By Derrick Witherington, assistant director of Campus Ministry for Liturgical Programs
For five weeks of Lent, we have been preparing to celebrate the most important week of the entire liturgical year: Holy Week. This Sunday, we celebrate Palm Sunday and begin to walk with Jesus in the final stage of His journey to the cross and resurrection. It’s only fitting that our reflection this week focuses on Jesus’ passion and crucifixion in Luke 23:1-49.
In Luke’s account of these events, we can see nearly every variety of human dysfunction on display – lies, slander, mob rule, unjust conviction, as well as verbal, physical and emotional abuse.
Yet during this rampant brokenness, what strikes me most is that we still find moments of beauty and light. Jesus comforts the women He meets as He makes his way toward Calvary. Jesus promises the repentant thief that he is to join Him in paradise.
I believe the message here is that in moments of utter darkness, confusion and rejection, we all not only can find moments of light and beauty, we also have the freedom to make and enable these things to truly shine forth.
After everything that Jesus went through between the evening of Holy Thursday and the afternoon of Good Friday, I think nobody would have blamed Him if He would have turned completely inward in those final moments.
Nobody would have blamed Jesus if He had not even noticed the women who were weeping for him – or paid attention to the words coming from the fellow condemned men hanging on His left and on right. Yet during what must have been incredible physical and emotional pain, Jesus still manages to turn outward in compassion to the people and situations around Him.
We all have personal struggles, pains and questions. Life sometimes might strike us as being a very cruel and lonely place in the wake of a terrible exam, failed relationship or uncertainty regarding what the future will bring.

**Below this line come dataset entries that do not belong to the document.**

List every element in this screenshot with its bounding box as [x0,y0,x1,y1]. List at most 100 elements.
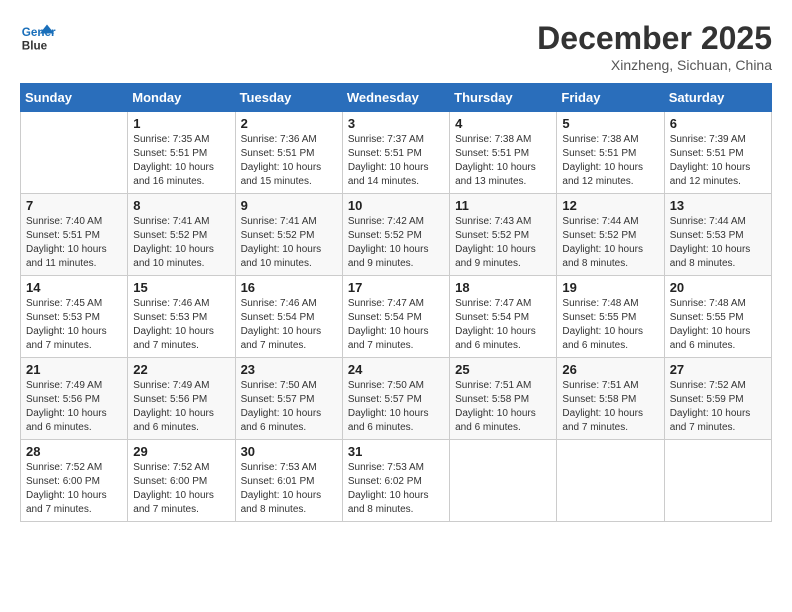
week-row-1: 1 Sunrise: 7:35 AM Sunset: 5:51 PM Daylig… [21,112,772,194]
calendar-body: 1 Sunrise: 7:35 AM Sunset: 5:51 PM Daylig… [21,112,772,522]
calendar-cell [664,440,771,522]
day-info: Sunrise: 7:48 AM Sunset: 5:55 PM Dayligh… [670,297,766,353]
day-info: Sunrise: 7:36 AM Sunset: 5:51 PM Dayligh… [241,133,337,189]
day-number: 1 [133,116,229,131]
day-number: 7 [26,198,122,213]
day-info: Sunrise: 7:46 AM Sunset: 5:54 PM Dayligh… [241,297,337,353]
weekday-saturday: Saturday [664,84,771,112]
logo: General Blue [20,20,56,56]
day-info: Sunrise: 7:47 AM Sunset: 5:54 PM Dayligh… [455,297,551,353]
day-info: Sunrise: 7:49 AM Sunset: 5:56 PM Dayligh… [26,379,122,435]
day-info: Sunrise: 7:49 AM Sunset: 5:56 PM Dayligh… [133,379,229,435]
weekday-thursday: Thursday [450,84,557,112]
day-info: Sunrise: 7:52 AM Sunset: 6:00 PM Dayligh… [26,461,122,517]
day-number: 8 [133,198,229,213]
weekday-tuesday: Tuesday [235,84,342,112]
calendar-cell: 21 Sunrise: 7:49 AM Sunset: 5:56 PM Dayli… [21,358,128,440]
weekday-friday: Friday [557,84,664,112]
day-info: Sunrise: 7:52 AM Sunset: 6:00 PM Dayligh… [133,461,229,517]
weekday-wednesday: Wednesday [342,84,449,112]
weekday-monday: Monday [128,84,235,112]
calendar-cell: 2Sunrise: 7:36 AM Sunset: 5:51 PM Daylig… [235,112,342,194]
calendar-cell: 23 Sunrise: 7:50 AM Sunset: 5:57 PM Dayli… [235,358,342,440]
day-info: Sunrise: 7:45 AM Sunset: 5:53 PM Dayligh… [26,297,122,353]
day-number: 3 [348,116,444,131]
day-number: 22 [133,362,229,377]
day-number: 4 [455,116,551,131]
day-number: 23 [241,362,337,377]
calendar-cell: 14Sunrise: 7:45 AM Sunset: 5:53 PM Dayli… [21,276,128,358]
day-info: Sunrise: 7:38 AM Sunset: 5:51 PM Dayligh… [562,133,658,189]
day-info: Sunrise: 7:50 AM Sunset: 5:57 PM Dayligh… [241,379,337,435]
weekday-sunday: Sunday [21,84,128,112]
day-info: Sunrise: 7:46 AM Sunset: 5:53 PM Dayligh… [133,297,229,353]
day-info: Sunrise: 7:38 AM Sunset: 5:51 PM Dayligh… [455,133,551,189]
location: Xinzheng, Sichuan, China [537,57,772,73]
svg-text:Blue: Blue [22,40,48,53]
day-info: Sunrise: 7:48 AM Sunset: 5:55 PM Dayligh… [562,297,658,353]
calendar-cell: 13Sunrise: 7:44 AM Sunset: 5:53 PM Dayli… [664,194,771,276]
day-number: 21 [26,362,122,377]
day-number: 24 [348,362,444,377]
calendar-cell: 26 Sunrise: 7:51 AM Sunset: 5:58 PM Dayli… [557,358,664,440]
title-block: December 2025 Xinzheng, Sichuan, China [537,20,772,73]
calendar-cell: 22 Sunrise: 7:49 AM Sunset: 5:56 PM Dayli… [128,358,235,440]
week-row-2: 7Sunrise: 7:40 AM Sunset: 5:51 PM Daylig… [21,194,772,276]
day-number: 16 [241,280,337,295]
day-info: Sunrise: 7:47 AM Sunset: 5:54 PM Dayligh… [348,297,444,353]
calendar-table: SundayMondayTuesdayWednesdayThursdayFrid… [20,83,772,522]
day-info: Sunrise: 7:52 AM Sunset: 5:59 PM Dayligh… [670,379,766,435]
day-number: 28 [26,444,122,459]
calendar-cell: 3 Sunrise: 7:37 AM Sunset: 5:51 PM Daylig… [342,112,449,194]
day-info: Sunrise: 7:41 AM Sunset: 5:52 PM Dayligh… [133,215,229,271]
day-number: 30 [241,444,337,459]
calendar-cell: 12Sunrise: 7:44 AM Sunset: 5:52 PM Dayli… [557,194,664,276]
day-number: 19 [562,280,658,295]
day-info: Sunrise: 7:51 AM Sunset: 5:58 PM Dayligh… [562,379,658,435]
calendar-cell: 19 Sunrise: 7:48 AM Sunset: 5:55 PM Dayli… [557,276,664,358]
calendar-cell [557,440,664,522]
calendar-cell: 11Sunrise: 7:43 AM Sunset: 5:52 PM Dayli… [450,194,557,276]
day-number: 29 [133,444,229,459]
calendar-cell [21,112,128,194]
calendar-cell: 29 Sunrise: 7:52 AM Sunset: 6:00 PM Dayli… [128,440,235,522]
day-info: Sunrise: 7:53 AM Sunset: 6:02 PM Dayligh… [348,461,444,517]
calendar-cell: 1 Sunrise: 7:35 AM Sunset: 5:51 PM Daylig… [128,112,235,194]
calendar-cell: 4 Sunrise: 7:38 AM Sunset: 5:51 PM Daylig… [450,112,557,194]
calendar-cell: 31 Sunrise: 7:53 AM Sunset: 6:02 PM Dayli… [342,440,449,522]
calendar-cell: 6Sunrise: 7:39 AM Sunset: 5:51 PM Daylig… [664,112,771,194]
day-number: 5 [562,116,658,131]
week-row-4: 21 Sunrise: 7:49 AM Sunset: 5:56 PM Dayli… [21,358,772,440]
calendar-cell: 18 Sunrise: 7:47 AM Sunset: 5:54 PM Dayli… [450,276,557,358]
day-info: Sunrise: 7:39 AM Sunset: 5:51 PM Dayligh… [670,133,766,189]
calendar-cell: 10Sunrise: 7:42 AM Sunset: 5:52 PM Dayli… [342,194,449,276]
day-number: 31 [348,444,444,459]
day-info: Sunrise: 7:35 AM Sunset: 5:51 PM Dayligh… [133,133,229,189]
day-number: 15 [133,280,229,295]
day-number: 26 [562,362,658,377]
calendar-cell [450,440,557,522]
day-number: 27 [670,362,766,377]
day-number: 25 [455,362,551,377]
day-info: Sunrise: 7:44 AM Sunset: 5:52 PM Dayligh… [562,215,658,271]
day-info: Sunrise: 7:53 AM Sunset: 6:01 PM Dayligh… [241,461,337,517]
logo-icon: General Blue [20,20,56,56]
day-number: 20 [670,280,766,295]
calendar-cell: 7Sunrise: 7:40 AM Sunset: 5:51 PM Daylig… [21,194,128,276]
day-info: Sunrise: 7:50 AM Sunset: 5:57 PM Dayligh… [348,379,444,435]
calendar-cell: 24 Sunrise: 7:50 AM Sunset: 5:57 PM Dayli… [342,358,449,440]
day-number: 17 [348,280,444,295]
day-number: 18 [455,280,551,295]
calendar-cell: 9 Sunrise: 7:41 AM Sunset: 5:52 PM Daylig… [235,194,342,276]
calendar-cell: 25Sunrise: 7:51 AM Sunset: 5:58 PM Dayli… [450,358,557,440]
page-header: General Blue December 2025 Xinzheng, Sic… [20,20,772,73]
day-info: Sunrise: 7:41 AM Sunset: 5:52 PM Dayligh… [241,215,337,271]
calendar-cell: 27 Sunrise: 7:52 AM Sunset: 5:59 PM Dayli… [664,358,771,440]
calendar-cell: 17 Sunrise: 7:47 AM Sunset: 5:54 PM Dayli… [342,276,449,358]
month-title: December 2025 [537,20,772,57]
day-number: 9 [241,198,337,213]
calendar-cell: 28 Sunrise: 7:52 AM Sunset: 6:00 PM Dayli… [21,440,128,522]
calendar-cell: 30 Sunrise: 7:53 AM Sunset: 6:01 PM Dayli… [235,440,342,522]
day-info: Sunrise: 7:37 AM Sunset: 5:51 PM Dayligh… [348,133,444,189]
day-info: Sunrise: 7:42 AM Sunset: 5:52 PM Dayligh… [348,215,444,271]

One of the many lessons of Jesus’ passion is that even in the darkest moments, the way to get through it is by pushing ourselves – to continue to be ambassadors of God’s love, mercy and forgiveness. As followers of Christ, we are not guaranteed constant comfort, but we are guaranteed the promise of resurrection and new life, rising out of the ashes and debris of the messes in which we sometimes find ourselves.
As we enter Holy Week, let us pray for the grace to always remember that we are called to spread God’s compassion and mercy, even if we find ourselves in dark moments. When we do this, we are faithfully following the example of Jesus – from the cold darkness of the cross to the radiant brightness of the resurrection.